I am typing this in the midst of studying for my other exams. When I say studying, I mean I am copying information from slide shows my professors compiled from textbooks I never opened and read verbatim to the class. Right now you are probably thinking of me as a lazy college student, “What, she never even opened her book!? What kind of a student is she?” Trust me, I spent eighty dollars on it, I wish I had used it at least once. The need just never came, though, and that’s sad. What’s even worse is that it isn’t just me feeling this way. Most college student’s courses consist of regurgitating information that means nothing to them, that they have never fully investigated because they don’t need to. We copy the information displayed on a screen in a solitary way, then sit for hours practicing our rote memorization skills. What are we learning from that?
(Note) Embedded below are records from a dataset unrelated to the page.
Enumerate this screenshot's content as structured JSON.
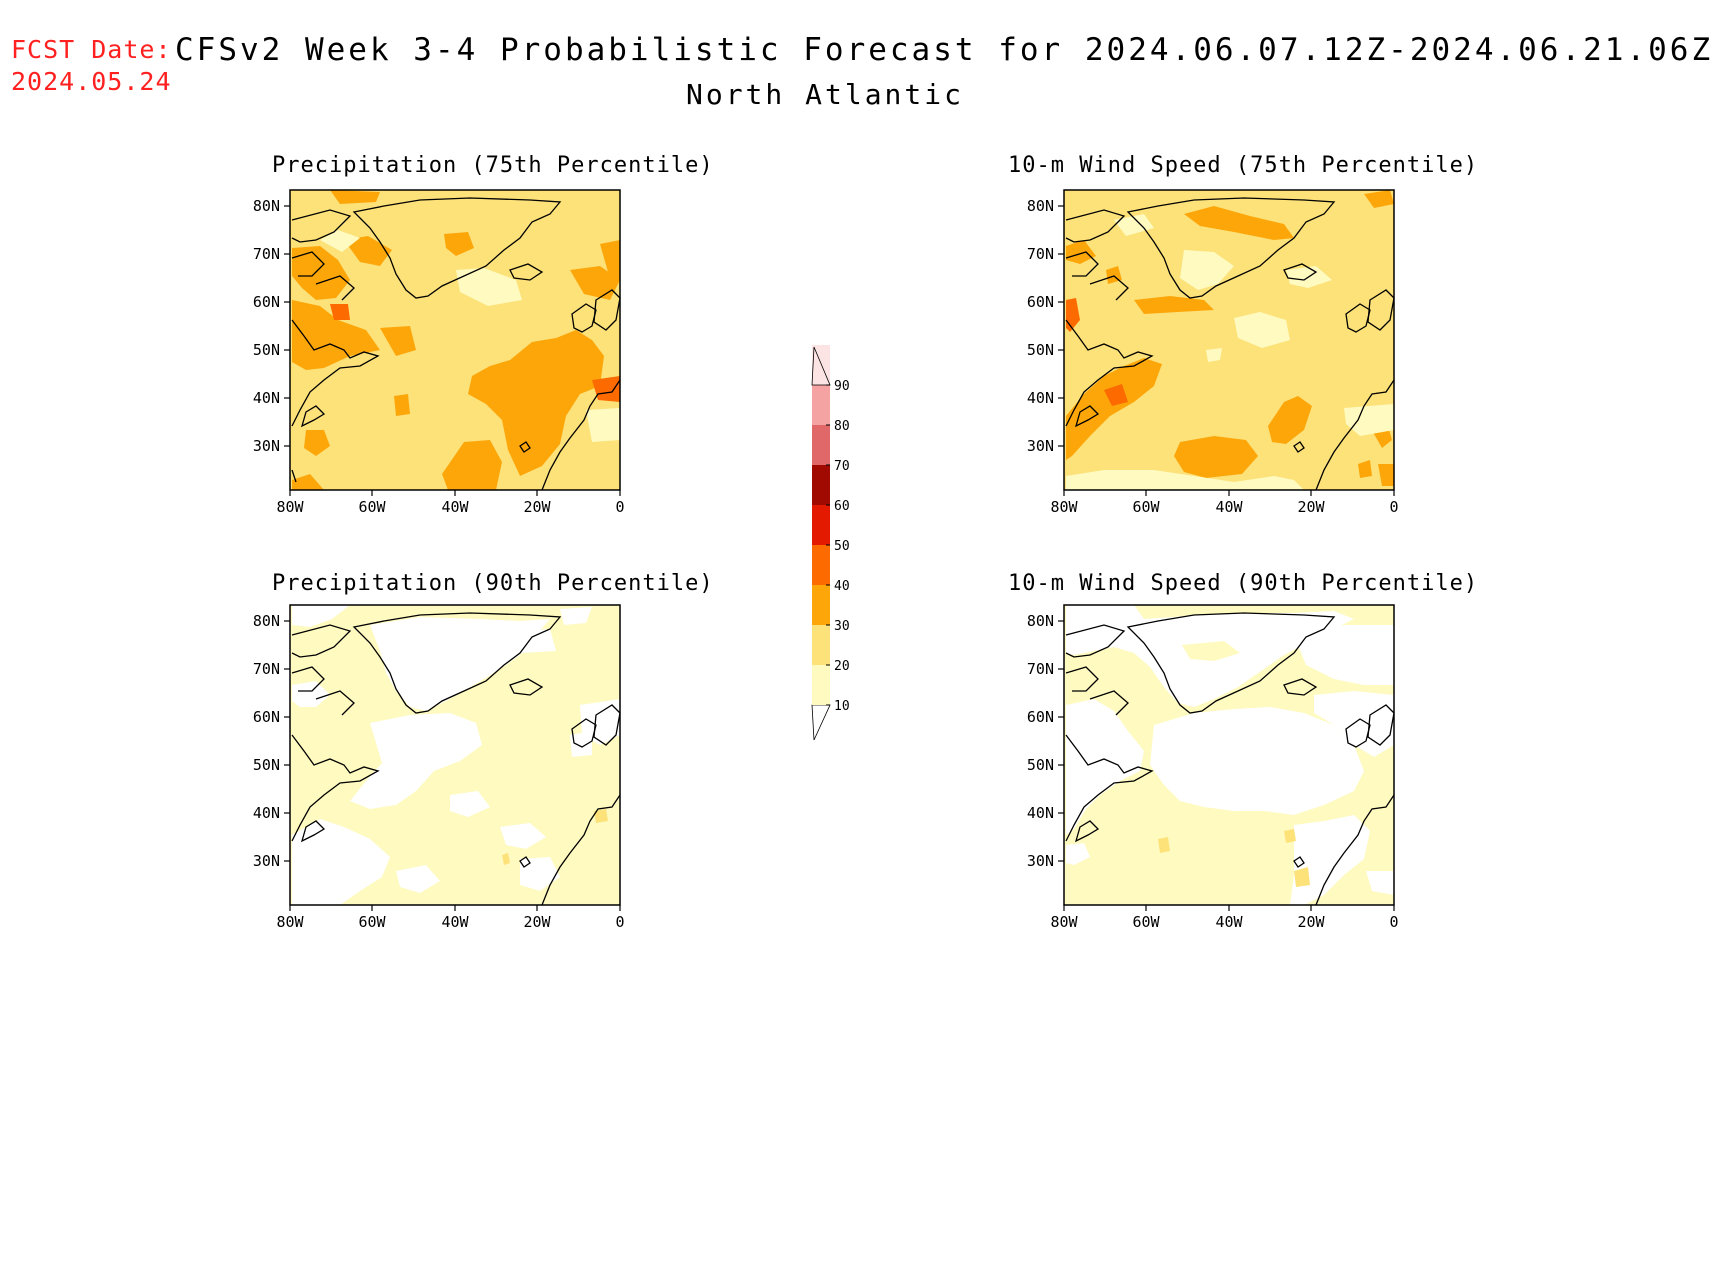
{
  "header": {
    "fcst_label": "FCST Date:",
    "fcst_date": "2024.05.24",
    "title": "CFSv2 Week 3-4 Probabilistic Forecast for 2024.06.07.12Z-2024.06.21.06Z",
    "region": "North Atlantic"
  },
  "axes": {
    "lat_labels": [
      "80N",
      "70N",
      "60N",
      "50N",
      "40N",
      "30N"
    ],
    "lon_labels": [
      "80W",
      "60W",
      "40W",
      "20W",
      "0"
    ]
  },
  "panels": [
    {
      "title": "Precipitation (75th Percentile)",
      "background": "#fde27a"
    },
    {
      "title": "10-m Wind Speed (75th Percentile)",
      "background": "#fde27a"
    },
    {
      "title": "Precipitation (90th Percentile)",
      "background": "#fefac0"
    },
    {
      "title": "10-m Wind Speed (90th Percentile)",
      "background": "#fefac0"
    }
  ],
  "colorbar": {
    "levels": [
      "10",
      "20",
      "30",
      "40",
      "50",
      "60",
      "70",
      "80",
      "90"
    ],
    "colors": [
      "#fefac0",
      "#fde27a",
      "#fda60a",
      "#fc6a00",
      "#e41a00",
      "#a00a00",
      "#e06868",
      "#f4a2a2",
      "#fde4e4"
    ]
  }
}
Sure, the information gets in, but only to about half of the functioning brains in the room, and even then, those who can keep every piece of information read to them in their memory have never had experience working with other people or articulating their ideas, so they are still at a loss.

This is why we need Digital Humanities taught to us! It’s not a course centered in memorizing facts we most likely don’t want or need; it’s based on collaboration. It’s not concerned with dates and definitions that we can Google in seconds if need be; it’s main goal is to help us to understand the age we are living in and to think about our futures; to understand the field of humanities through means we are most familiar; to understand the age in which we are living.

Yes, math functions and chemical compounds are important. I simply believe that Digital Humanities is an important class to teach because it allows undergraduates to learn how to learn. It is a course about collaboration and how we will eventually be living our lives. We are children of the digital age; all of our children will be children of the digital age. This is a study that will continue to be important. The internet was devised as a way to share information with people more freely and easily. If that is where our futures are headed, why shouldn’t we learn about DH? We need to start as early as possible. That is why Digital Humanities should be an option to all students at the college level.